I set up an Etherpad document on cjb's OpenEtherpad.org. This is what we learned together:

• "If your level of understanding might be low, but you want development help, then you might not know if #debian-devel is only for people who are already super involved and know everything and therefore you should feel embarrassed."
• People get anxious over their ability to speak English.
• Bikeshedding over patches can be a major detractor.
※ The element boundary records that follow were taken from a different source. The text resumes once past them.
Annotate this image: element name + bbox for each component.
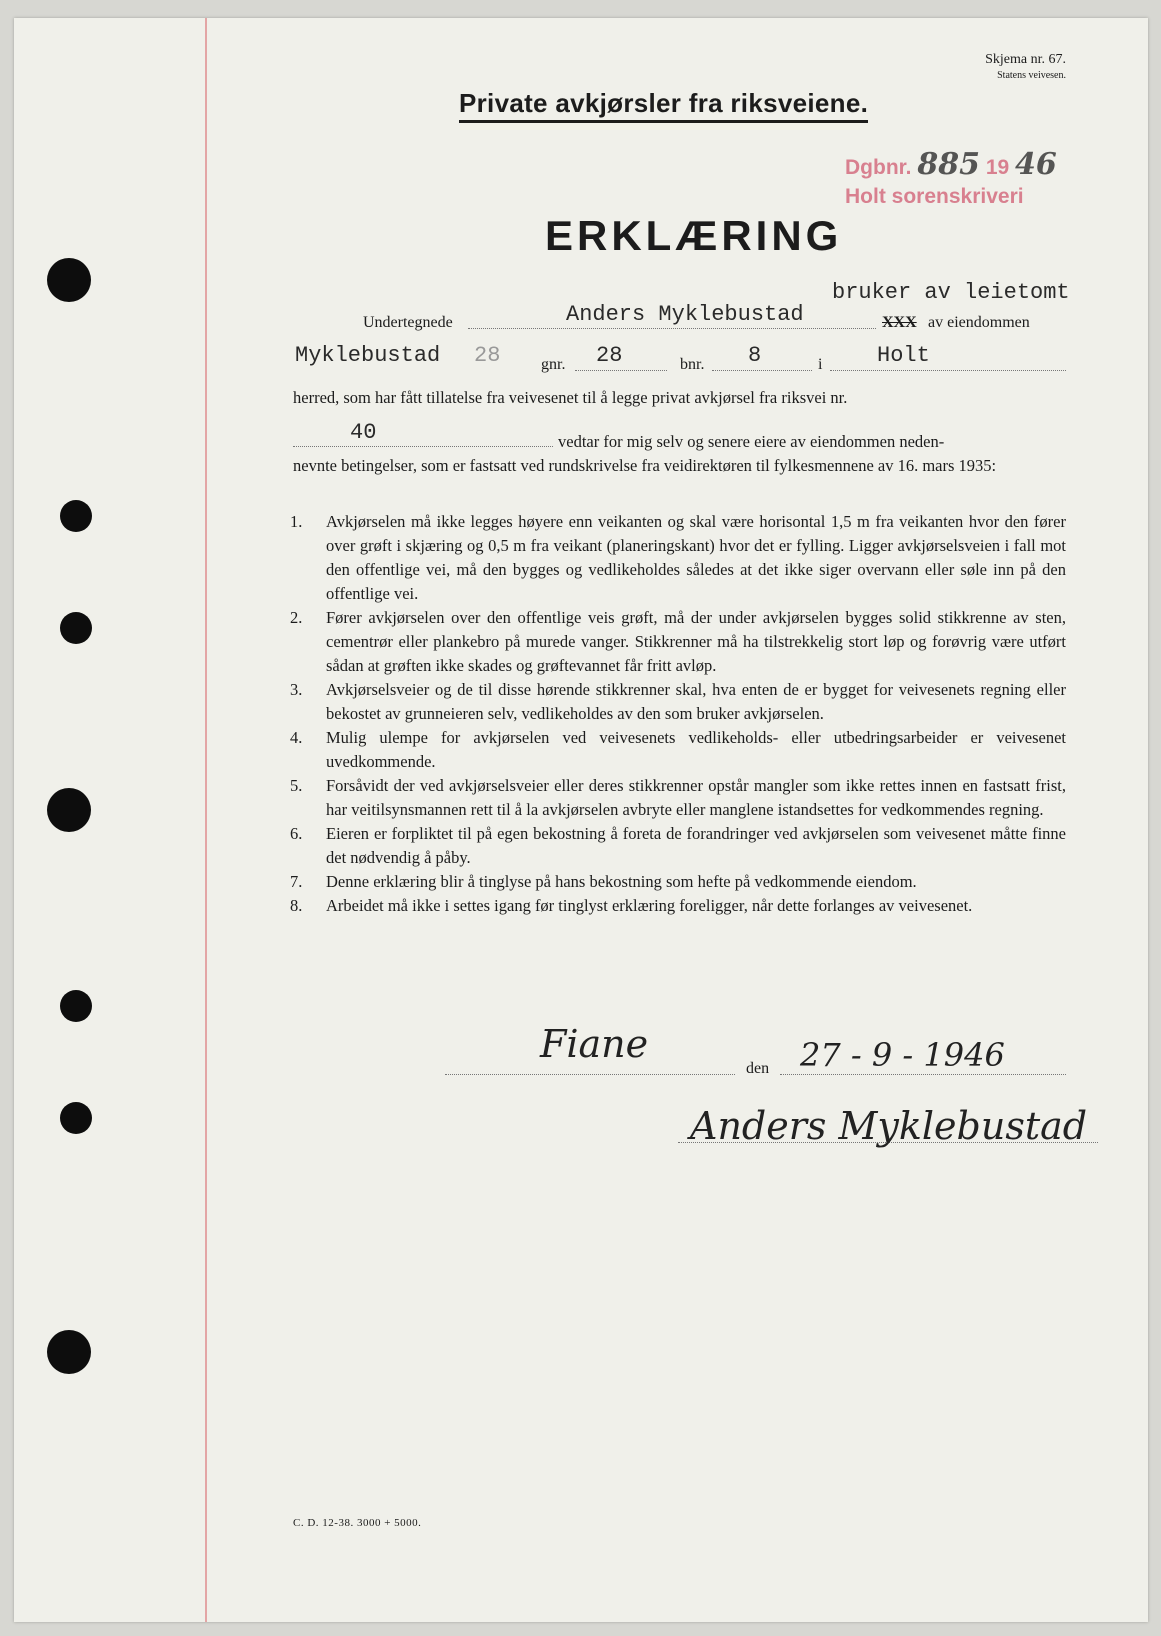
punch-hole [47,1330,91,1374]
date-line [780,1074,1066,1075]
condition-item: 3. Avkjørselsveier og de til disse hørende stikkrenner skal, hva enten de er bygget for veivesenets regning eller bekostet av grunneieren selv, vedlikeholdes av den som bruker avkjørselen. [290,680,1066,723]
signature-date: 27 - 9 - 1946 [800,1036,1005,1074]
stamp-year: 46 [1015,147,1057,182]
punch-hole [60,1102,92,1134]
herred-line [830,370,1066,371]
bnr-line [712,370,812,371]
bruker-note: bruker av leietomt [832,280,1070,305]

• "Asheesh talks too fast."

One idea I had before the BoF was to create a discussion area that was safe for all questions, even if they seem silly. We talked for a while about what name that would take, if it were to become a new IRC channel. We reached something of a conclusion, but in the conference that followed Emmet Hickory offered to help make the debian-mentors IRC channel friendlyer. I think that's the best direction to take things, so the next step is for him and me to write up what we want and send a note to the debian-mentors email list explaining our vision. In the Etherpad document, people discussed the idea of doing Debian discussion over XMPP (also known as Google Talk, also known as Jabber). We weren't sure how such a place would get critical mass; someone briefly mentioned the idea of an IRC/XMPP gateway. I actually think this discussion is along a very reeasonable path, namely discovering what discussion method(s) Debian contributors want to use. (That might explain why I'm now an admin on forums.debian.net.) We also briefly discussed the idea of an anonymous question-answering service. I realize now that I'm not going to be able to have time to run that, but I still think it'd be a really cool idea. Biella would remind me that Debian is already successful at bringing in new contributors. I agree! As a free software project, we have an enormous number of participants. This is a really good thing, and we're clearly doing something right. The purpose of this talk was to figure out how to make contributing to Debian less stressful for those who participate. Truly, a "Debian for Shy People" effort isn't about shy people. It's about the moments of self-doubt we all have in which we don't know what to do and are too embarrassed to ask. I think that if the project more friendly, we can find more participants, make better use of our current ones, and see improvements to our diversity. Whew, that was long. What do you think of all this?